The counsels of the first speaker prevailed; and indeed many of the exiles were old and feeble and could hardly hope to survive the fatigues of the homeward journey. A deputation waited on Alexander to announce their decision. He seems to have expected another result, promising all that they wanted for their journey and a comfortable subsistence at home. The offer was heard in silence, and then the king learnt the truth. It touched him inexpressibly that men could be so wretched that they were unwilling to return to their country. His first thought was to secure the exiles a liberal provision in the place where they had elected to stay. Each man had a handsome present in money,[72] and suitable clothing, besides a well-stocked farm, the rent of which he would receive from some native cultivator. The second thought was to carry into execution a resolve which the sight of these victims of Persian cruelty had suggested. He would visit these brutal barbarians with a vengeance that should make the world ring again.

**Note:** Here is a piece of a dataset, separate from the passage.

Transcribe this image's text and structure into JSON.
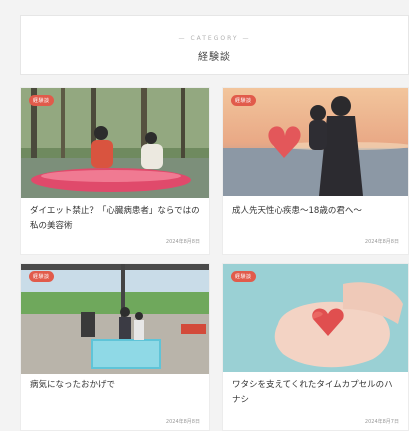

A council of generals was hastily called, and Alexander announced his intentions.

“We have come,” he said, “to the mother-city of the Persian race. It is from this that these barbarians, the most pitiless and savage that the world has ever seen, came forth to ravage the lands of the Greek. Up till to-day we have abstained from vengeance; and indeed it would have been unjust to punish the subjects for the wickedness of their masters. But now we have the home of these masters in our power, and the day of our revenge is come. When the royal treasure has been removed I shall give over Persepolis to fire and sword.”

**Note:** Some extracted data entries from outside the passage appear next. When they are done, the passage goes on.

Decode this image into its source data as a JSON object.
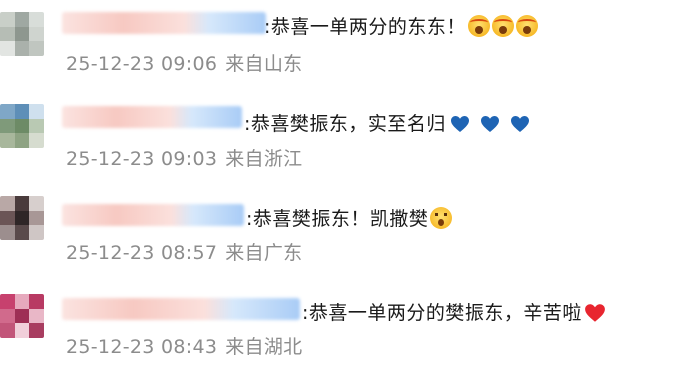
{
  "comments": [
    {
      "text": ":恭喜一单两分的东东！",
      "time": "25-12-23 09:06",
      "location": "来自山东",
      "emoji": [
        "scream-icon",
        "scream-icon",
        "scream-icon"
      ],
      "avatar": [
        "#c9cfc8",
        "#9fa8a2",
        "#d8ddd9",
        "#b6bdb5",
        "#8e978f",
        "#cfd4cf",
        "#e2e5e2",
        "#aab1ab",
        "#c0c6c0"
      ]
    },
    {
      "text": ":恭喜樊振东，实至名归",
      "time": "25-12-23 09:03",
      "location": "来自浙江",
      "emoji": [
        "blue-heart-icon",
        "blue-heart-icon",
        "blue-heart-icon"
      ],
      "avatar": [
        "#7fa7c7",
        "#5e8fb8",
        "#cfe0ee",
        "#7f9a7a",
        "#6d8b66",
        "#b9c9b3",
        "#a8b79c",
        "#8ea383",
        "#d6dccf"
      ]
    },
    {
      "text": ":恭喜樊振东！凯撒樊",
      "time": "25-12-23 08:57",
      "location": "来自广东",
      "emoji": [
        "astonished-icon"
      ],
      "avatar": [
        "#b9a8a6",
        "#4a3b3c",
        "#d7cfcd",
        "#6b5556",
        "#2f2627",
        "#a89796",
        "#9c8e8e",
        "#5a4a4b",
        "#cfc6c5"
      ]
    },
    {
      "text": ":恭喜一单两分的樊振东，辛苦啦",
      "time": "25-12-23 08:43",
      "location": "来自湖北",
      "emoji": [
        "red-heart-icon"
      ],
      "avatar": [
        "#c7416e",
        "#e6a9bd",
        "#b83a63",
        "#d16a8c",
        "#9e2f55",
        "#e9b7c7",
        "#c25579",
        "#f1cfda",
        "#a83d60"
      ]
    }
  ]
}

Only one of the assembly ventured to oppose this decision, though there were many, doubtless, who questioned its wisdom.

“You will do ill, sire, in my opinion,” said Parmenio, the oldest of his generals, “to carry out this resolve. It is not the wealth of the enemy, it is your own wealth that you are giving up to plunder; it is your own subjects—for enemies who have submitted themselves to the conquerors are subjects—whom you are about to slaughter.”

“Your advice, Parmenio,” retorted the king, “becomes you, but it does not become me. I do not make war as a huckster, to make profit of my victories, nor even as King of Macedon, but as the avenger of Greece. Two hundred years of wrong from the day when the Persians enslaved our brethren in Asia cry for vengeance. The gods have called me to the task, and this, I feel, is the hour.”